¿Se puede confiar en el propio radar emocional después de una mala relación? Cuando una experiencia deja dudas, volver a una app de citas no siempre se siente como una oportunidad. A veces se parece más a entrar otra vez en una casa donde ya saltó la térmica.

Eso es lo que intentó resolver Marcos, un argentino de 31 años, con ayuda de inteligencia artificial. La historia se volvió viral a partir de una publicación en X que muestra la captura de un modelo evaluando una cita de Tinder como de “alto riesgo”.

El hallazgo, al menos como caso de uso social y no científico, revela una pieza clave de esta etapa tecnológica: la IA ya no solo ordena fotos o redacta correos. También empieza a funcionar como un filtro emocional. En este caso, Marcos dice haber creado ExFilter, una herramienta basada en Claude para detectar patrones de toxicidad en conversaciones.

La historia tiene un origen concreto. Tras una relación de cuatro años marcada por gaslighting, manipulación emocional, tres infidelidades y hasta el vaciado de su cuenta bancaria, Marcos desconfiaba de su propio criterio para elegir pareja. Entonces hizo algo poco habitual: reunió más de 38.000 mensajes de WhatsApp con su ex para entrenar un modelo.

Ese entrenamiento, es decir, el ajuste del sistema con ejemplos previos, buscó un mecanismo preciso. No quería que la IA “adivinara” si alguien era mala persona. Quería que detectara el cableado previo a un episodio tóxico: frases, giros y hábitos que antes habían sido la antesala del problema.

Las señales que activan el “interruptor”

Según la captura viral, ExFilter puede detectar hasta seis patrones críticos. En un ejemplo con una mujer llamada Julieta, de 28 años, la IA marcó “love bombing temprano”, una intensidad afectiva desmedida al inicio, con un 91% de coincidencia.

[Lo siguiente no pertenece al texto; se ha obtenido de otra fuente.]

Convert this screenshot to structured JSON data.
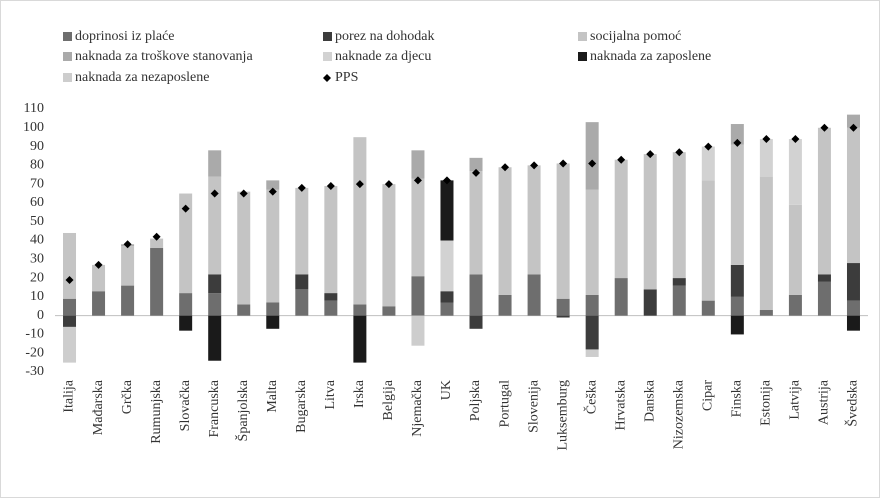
{
  "chart_data": {
    "type": "bar",
    "stacked": true,
    "categories": [
      "Italija",
      "Mađarska",
      "Grčka",
      "Rumunjska",
      "Slovačka",
      "Francuska",
      "Španjolska",
      "Malta",
      "Bugarska",
      "Litva",
      "Irska",
      "Belgija",
      "Njemačka",
      "UK",
      "Poljska",
      "Portugal",
      "Slovenija",
      "Luksemburg",
      "Češka",
      "Hrvatska",
      "Danska",
      "Nizozemska",
      "Cipar",
      "Finska",
      "Estonija",
      "Latvija",
      "Austrija",
      "Švedska"
    ],
    "series": [
      {
        "name": "doprinosi iz plaće",
        "color": "#6e6e6e",
        "values": [
          9,
          13,
          16,
          36,
          12,
          12,
          6,
          7,
          14,
          8,
          6,
          5,
          21,
          7,
          22,
          11,
          22,
          9,
          11,
          20,
          0,
          16,
          8,
          10,
          3,
          11,
          18,
          8
        ]
      },
      {
        "name": "porez na dohodak",
        "color": "#3c3c3c",
        "values": [
          -6,
          0,
          0,
          0,
          0,
          10,
          0,
          0,
          8,
          4,
          0,
          0,
          0,
          6,
          -7,
          0,
          0,
          -1,
          -18,
          0,
          14,
          4,
          0,
          17,
          0,
          0,
          4,
          20
        ]
      },
      {
        "name": "socijalna pomoć",
        "color": "#c4c4c4",
        "values": [
          35,
          14,
          21,
          5,
          53,
          52,
          60,
          60,
          46,
          57,
          89,
          65,
          52,
          0,
          55,
          68,
          58,
          72,
          56,
          63,
          72,
          67,
          64,
          64,
          71,
          48,
          78,
          72
        ]
      },
      {
        "name": "naknada za troškove stanovanja",
        "color": "#aaaaaa",
        "values": [
          0,
          0,
          1,
          0,
          0,
          14,
          0,
          5,
          0,
          0,
          0,
          0,
          15,
          0,
          7,
          0,
          0,
          0,
          36,
          0,
          0,
          0,
          0,
          11,
          0,
          0,
          0,
          7
        ]
      },
      {
        "name": "naknade za djecu",
        "color": "#d2d2d2",
        "values": [
          0,
          0,
          0,
          0,
          0,
          0,
          0,
          0,
          0,
          0,
          0,
          0,
          0,
          27,
          0,
          0,
          0,
          0,
          0,
          0,
          0,
          0,
          18,
          0,
          20,
          35,
          0,
          0
        ]
      },
      {
        "name": "naknada za zaposlene",
        "color": "#1a1a1a",
        "values": [
          0,
          0,
          0,
          0,
          -8,
          -24,
          0,
          -7,
          0,
          0,
          -25,
          0,
          0,
          32,
          0,
          0,
          0,
          0,
          0,
          0,
          0,
          0,
          0,
          -10,
          0,
          0,
          0,
          -8
        ]
      },
      {
        "name": "naknada za nezaposlene",
        "color": "#cdcdcd",
        "values": [
          -19,
          0,
          0,
          0,
          0,
          0,
          0,
          0,
          0,
          0,
          0,
          0,
          -16,
          0,
          0,
          0,
          0,
          0,
          -4,
          0,
          0,
          0,
          0,
          0,
          0,
          0,
          0,
          0
        ]
      }
    ],
    "pps": {
      "name": "PPS",
      "color": "#000000",
      "values": [
        19,
        27,
        38,
        42,
        57,
        65,
        65,
        66,
        68,
        69,
        70,
        70,
        72,
        72,
        76,
        79,
        80,
        81,
        81,
        83,
        86,
        87,
        90,
        92,
        94,
        94,
        100,
        100
      ]
    },
    "ylim": [
      -30,
      110
    ],
    "yticks": [
      -30,
      -20,
      -10,
      0,
      10,
      20,
      30,
      40,
      50,
      60,
      70,
      80,
      90,
      100,
      110
    ],
    "grid": false
  }
}
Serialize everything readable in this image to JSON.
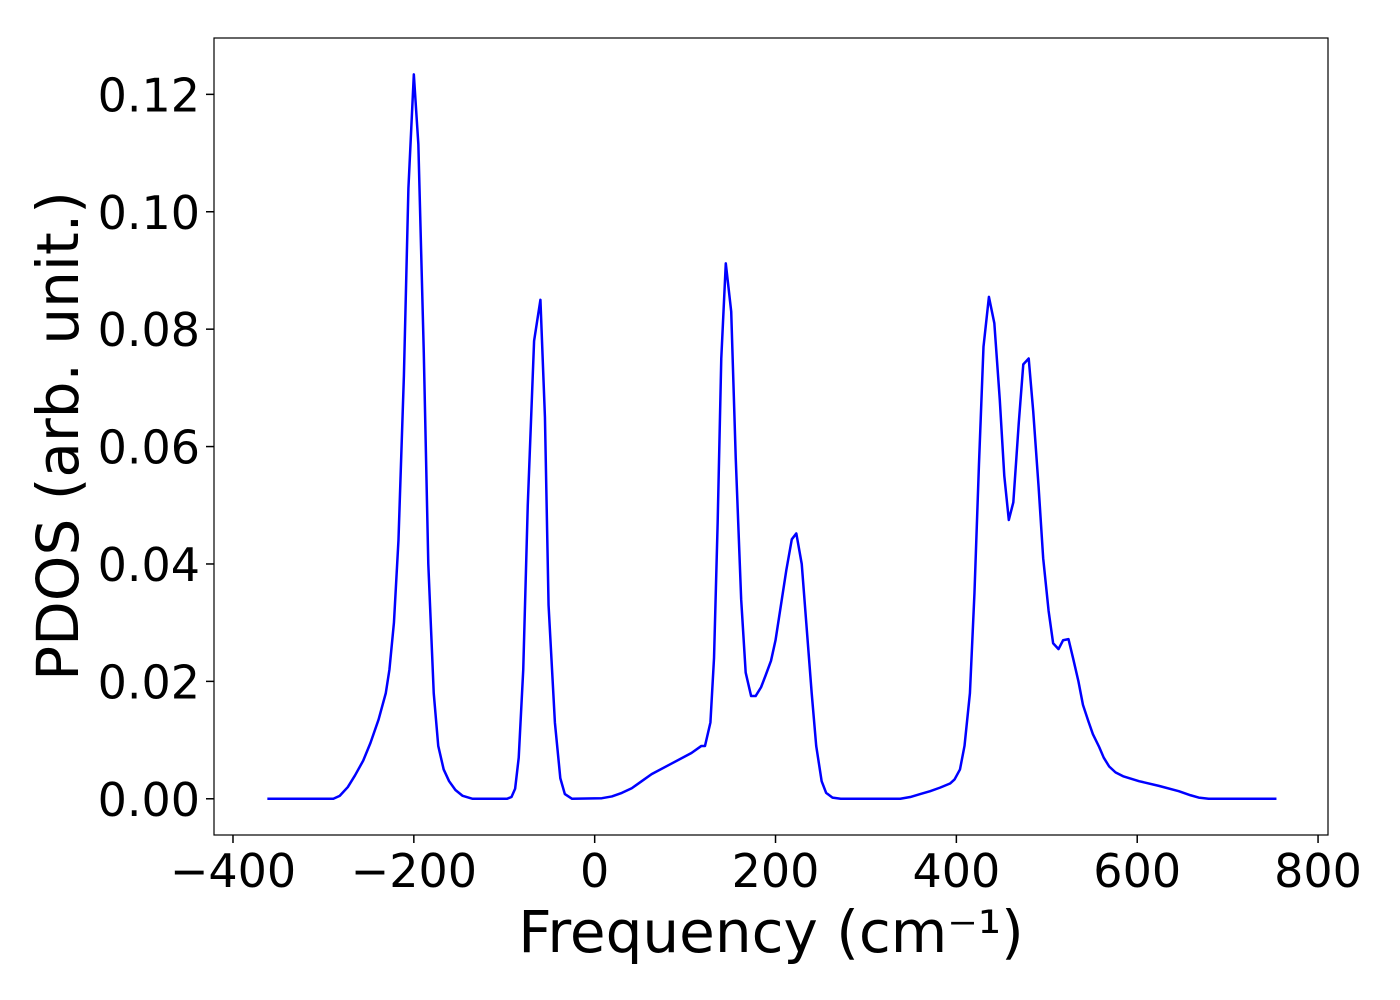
{
  "chart_data": {
    "type": "line",
    "xlabel": "Frequency (cm⁻¹)",
    "ylabel": "PDOS (arb. unit.)",
    "color": "#0000ff",
    "xlim": [
      -421,
      811
    ],
    "ylim": [
      -0.00617,
      0.1296
    ],
    "xticks": [
      {
        "value": -400,
        "label": "−400"
      },
      {
        "value": -200,
        "label": "−200"
      },
      0,
      200,
      400,
      600,
      800
    ],
    "yticks": [
      {
        "value": 0,
        "label": "0.00"
      },
      {
        "value": 0.02,
        "label": "0.02"
      },
      {
        "value": 0.04,
        "label": "0.04"
      },
      {
        "value": 0.06,
        "label": "0.06"
      },
      {
        "value": 0.08,
        "label": "0.08"
      },
      {
        "value": 0.1,
        "label": "0.10"
      },
      {
        "value": 0.12,
        "label": "0.12"
      }
    ],
    "x": [
      -362,
      -289,
      -282,
      -273,
      -265,
      -256,
      -248,
      -239,
      -231,
      -227,
      -222,
      -217,
      -211,
      -206,
      -200,
      -195,
      -189,
      -184,
      -178,
      -173,
      -167,
      -161,
      -154,
      -146,
      -135,
      -97,
      -92,
      -88,
      -84,
      -79,
      -74,
      -67,
      -60,
      -55,
      -51,
      -44,
      -38,
      -33,
      -25,
      8,
      19,
      30,
      41,
      52,
      63,
      85,
      107,
      118,
      122,
      128,
      132,
      136,
      140,
      145,
      151,
      156,
      162,
      167,
      173,
      178,
      184,
      189,
      195,
      200,
      206,
      212,
      218,
      223,
      229,
      234,
      240,
      245,
      251,
      256,
      263,
      272,
      338,
      349,
      360,
      371,
      382,
      393,
      398,
      404,
      409,
      415,
      420,
      425,
      430,
      436,
      442,
      448,
      453,
      458,
      463,
      469,
      474,
      480,
      485,
      491,
      496,
      502,
      507,
      513,
      518,
      524,
      529,
      535,
      540,
      546,
      551,
      558,
      563,
      569,
      576,
      585,
      602,
      624,
      646,
      659,
      668,
      679,
      754
    ],
    "values": [
      0,
      0,
      0.0005,
      0.002,
      0.004,
      0.0065,
      0.0095,
      0.0135,
      0.018,
      0.022,
      0.03,
      0.044,
      0.072,
      0.104,
      0.1234,
      0.1115,
      0.076,
      0.04,
      0.018,
      0.009,
      0.005,
      0.003,
      0.0015,
      0.0005,
      0,
      0,
      0.0003,
      0.0017,
      0.007,
      0.022,
      0.05,
      0.078,
      0.085,
      0.065,
      0.033,
      0.013,
      0.0035,
      0.0008,
      0,
      0.0001,
      0.0004,
      0.001,
      0.0018,
      0.003,
      0.0042,
      0.006,
      0.0078,
      0.009,
      0.009,
      0.013,
      0.024,
      0.047,
      0.075,
      0.0912,
      0.083,
      0.058,
      0.034,
      0.0215,
      0.0175,
      0.0175,
      0.019,
      0.021,
      0.0235,
      0.027,
      0.033,
      0.039,
      0.0442,
      0.0452,
      0.04,
      0.03,
      0.018,
      0.009,
      0.003,
      0.001,
      0.0002,
      0,
      0,
      0.0003,
      0.0008,
      0.0013,
      0.0019,
      0.0026,
      0.0033,
      0.005,
      0.009,
      0.018,
      0.035,
      0.057,
      0.077,
      0.0855,
      0.081,
      0.068,
      0.055,
      0.0475,
      0.0505,
      0.064,
      0.074,
      0.075,
      0.066,
      0.053,
      0.041,
      0.032,
      0.0265,
      0.0255,
      0.027,
      0.0272,
      0.024,
      0.02,
      0.016,
      0.0132,
      0.011,
      0.0088,
      0.007,
      0.0055,
      0.0045,
      0.0038,
      0.003,
      0.0022,
      0.0013,
      0.0006,
      0.0002,
      0,
      0
    ]
  }
}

Además, señaló “victimización pasiva”, cuando alguien describe a varias ex parejas como tóxicas, con un 84%. También identificó “triangulación de amigos”, es decir, la aparición frecuente de terceros sin contexto claro, con un 67%, y “ambigüedad en los planes”, o cancelaciones poco claras, con un 58%.

Incluso apareció una posible red flag financiera, una señal de alerta económica, aunque con datos insuficientes: 22%. A partir de esa suma, la herramienta recomendó cortar el contacto. En la jerga digital, “ghost”, desaparecer de la conversación sin seguir avanzando.

Hay un dato que funciona como prueba de método, aunque no como validación independiente. Marcos habría analizado a 23 mujeres durante cuatro meses. Todas superaban el 60% de similitud con su ex y fueron descartadas. La número 24 obtuvo un 12% de coincidencia. Y, según el relato, con ella mantiene una relación desde hace cinco meses.

Una oportunidad, pero también un límite

El caso no equivale a evidencia clínica ni académica. ExFilter supuestamente fue subido a GitHub, pero no se puede localizar, y la única base pública es una captura compartida en redes. La historia expone una pregunta nueva: si la IA ya detecta fraudes o errores médicos, ¿también puede ayudar a reconocer patrones dañinos en una charla cotidiana?

La clave está en entender su lugar. No reemplaza el juicio humano, ni convierte una cita en una planilla. Pero sí muestra una oportunidad: usar la memoria digital como espejo, sobre todo cuando el propio criterio quedó golpeado.

Para muchos, la tecnología todavía es una caja negra. Para Marcos, en cambio, fue algo más simple: un tablero eléctrico que intentó avisarle dónde no volver a tocar.